On 23 May 2007, the Singapore Exchange (the “SGX”) released a public consultation paper on changes to its listing rules and its two boards. The proposal is to transform SESDAQ into a sponsor-supervised regime, introducing a model similar to London’s Alternative Investment Market, which has met with significant success. This change is aimed at promoting investor confidence and attracting smaller and fast-growing companies, local as well as foreign, to list on the SGX. Besides the proposed changes to SESDAQ, the SGX will also revise the entry criteria to the Main Board which will focus on the larger and more established companies, creating a clear delineation between the two boards. This is emphasized by a market capitalization limit of S$150 million at the point of the initial public offering (“IPO”) of the listing applicants for the new board.

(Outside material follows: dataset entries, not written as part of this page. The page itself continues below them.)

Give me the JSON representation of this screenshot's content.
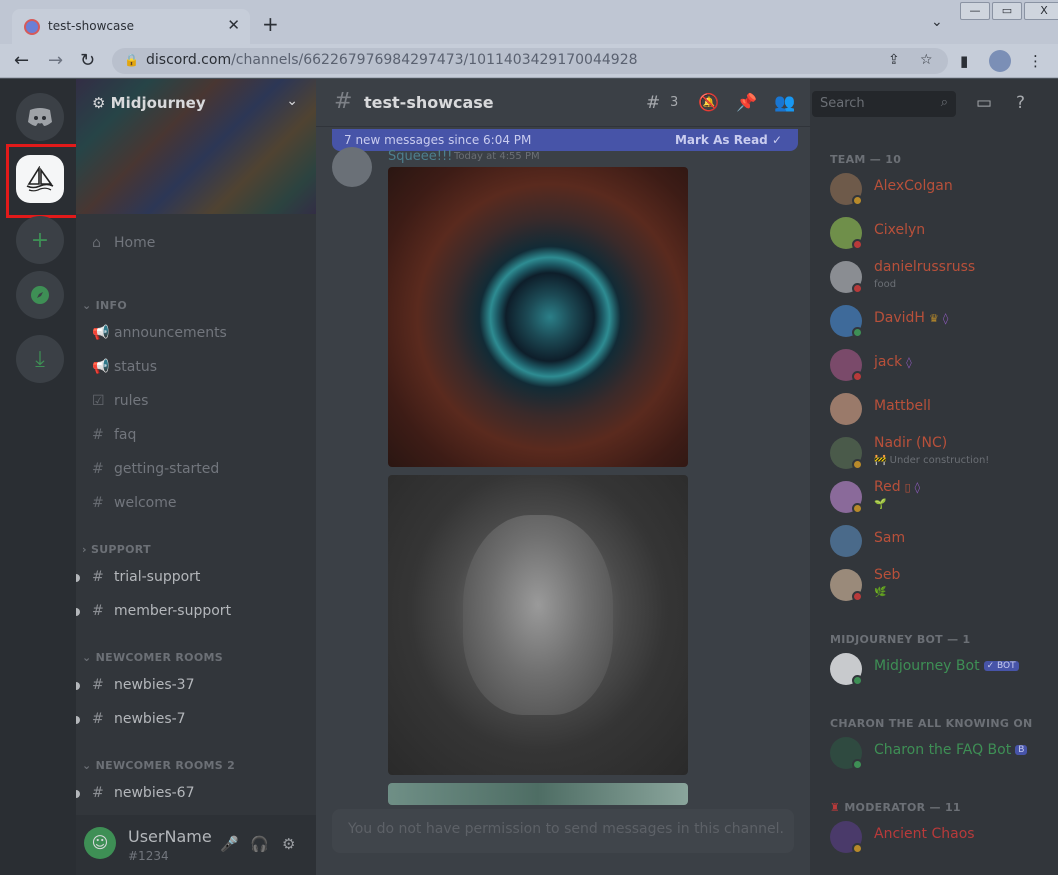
{
  "browser": {
    "tab_title": "test-showcase",
    "url_host": "discord.com",
    "url_path": "/channels/662267976984297473/1011403429170044928",
    "win_min": "—",
    "win_max": "▭",
    "win_close": "X"
  },
  "server": {
    "name": "Midjourney"
  },
  "sidebar": {
    "home": "Home",
    "categories": {
      "info": "INFO",
      "support": "SUPPORT",
      "newcomer": "NEWCOMER ROOMS",
      "newcomer2": "NEWCOMER ROOMS 2"
    },
    "channels": {
      "announcements": "announcements",
      "status": "status",
      "rules": "rules",
      "faq": "faq",
      "getting_started": "getting-started",
      "welcome": "welcome",
      "trial_support": "trial-support",
      "member_support": "member-support",
      "newbies_37": "newbies-37",
      "newbies_7": "newbies-7",
      "newbies_67": "newbies-67"
    }
  },
  "user": {
    "name": "UserName",
    "tag": "#1234"
  },
  "channel": {
    "name": "test-showcase",
    "thread_count": "3",
    "new_messages": "7 new messages since 6:04 PM",
    "mark_as_read": "Mark As Read",
    "author": "Squeee!!!",
    "timestamp": "Today at 4:55 PM",
    "composer_placeholder": "You do not have permission to send messages in this channel."
  },
  "members_panel": {
    "search_placeholder": "Search",
    "groups": {
      "team": "TEAM — 10",
      "bot": "MIDJOURNEY BOT — 1",
      "charon": "CHARON THE ALL KNOWING ON",
      "moderator": "MODERATOR — 11"
    },
    "team": [
      {
        "name": "AlexColgan",
        "sub": ""
      },
      {
        "name": "Cixelyn",
        "sub": ""
      },
      {
        "name": "danielrussruss",
        "sub": "food"
      },
      {
        "name": "DavidH",
        "sub": ""
      },
      {
        "name": "jack",
        "sub": ""
      },
      {
        "name": "Mattbell",
        "sub": ""
      },
      {
        "name": "Nadir (NC)",
        "sub": "Under construction!"
      },
      {
        "name": "Red",
        "sub": ""
      },
      {
        "name": "Sam",
        "sub": ""
      },
      {
        "name": "Seb",
        "sub": ""
      }
    ],
    "bot_name": "Midjourney Bot",
    "bot_tag": "✓ BOT",
    "charon_name": "Charon the FAQ Bot",
    "charon_tag": "B",
    "moderator_first": "Ancient Chaos"
  },
  "colors": {
    "highlight": "#e21a1a",
    "accent": "#4754a8",
    "online": "#3e8f55",
    "dnd": "#b83a3a",
    "idle": "#b88a2a"
  }
}
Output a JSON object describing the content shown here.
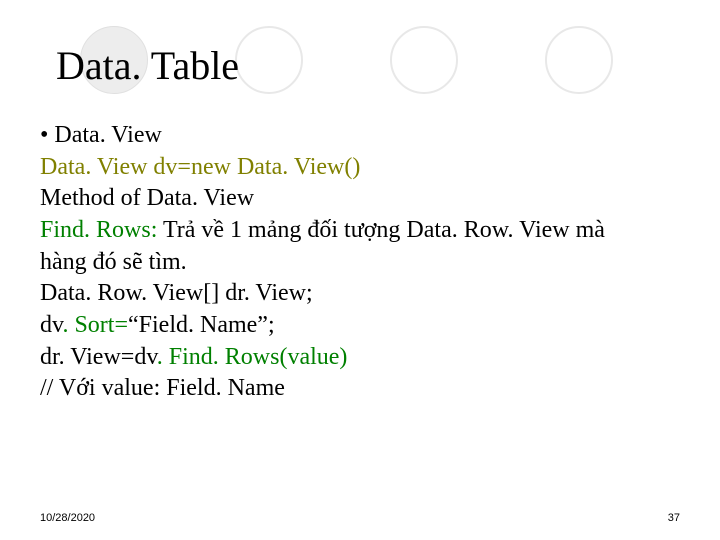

Under the new board, there is neither a requirement for an operational track record nor any financial entry criteria for all listing aspirants. They will instead be supervised by independent sponsors which will be corporate finance firms or investment banks. These sponsors will decide on the suitability of the company for listing and will review the entire admission and IPO process.  Market quality will be maintained by the SGX’s direct regulation over the sponsors via stringent admission and on-going obligatory rules.  The additional requirement of continual sponsorship post-listing will help ensure that the companies have guidance in their early years and maintain minimum standards throughout listing.

Another significant change for the new board is that listing aspirants will no longer have to issue a prospectus.  Instead, the companies will have to produce an Offer Document, which, as proposed by the SGX, will not have to be registered with the Monetary Authority of Singapore (the “MAS”). In a mirror of the lodgement process for prospectuses with the MAS, the Offer Document will be publicly posted on the SGX website two weeks prior to the listing, for public comment. The disclosure requirements for an Offer Document are proposed to be that of the same as that currently applicable, and the contemplation is for prospectus liability under current securities laws to apply to the Offer Document. The expectation is that this would shorten the listing process and facilitate new IPOs for the new board. It is also believed that handing the admission and IPO process over to sponsors will reduce costs for the IPO aspirant and also minimize the risk of an IPO being aborted.

For existing SESDAQ companies, there will be a transition period of at least two years for them to appoint sponsors and comply with the new rules. The SGX also intends to waive listing fees for three years commencing from the adoption of the new rules by existing SESDAQ companies as an added incentive.

We believe that the new changes signify a bold new direction for the old SESDAQ. We are greatly excited about the potential of this new board and will be looking to actively participate in the development of this new market. The consultation paper is available on www.sgx.com from 23 May 2007 to 20 June 2007.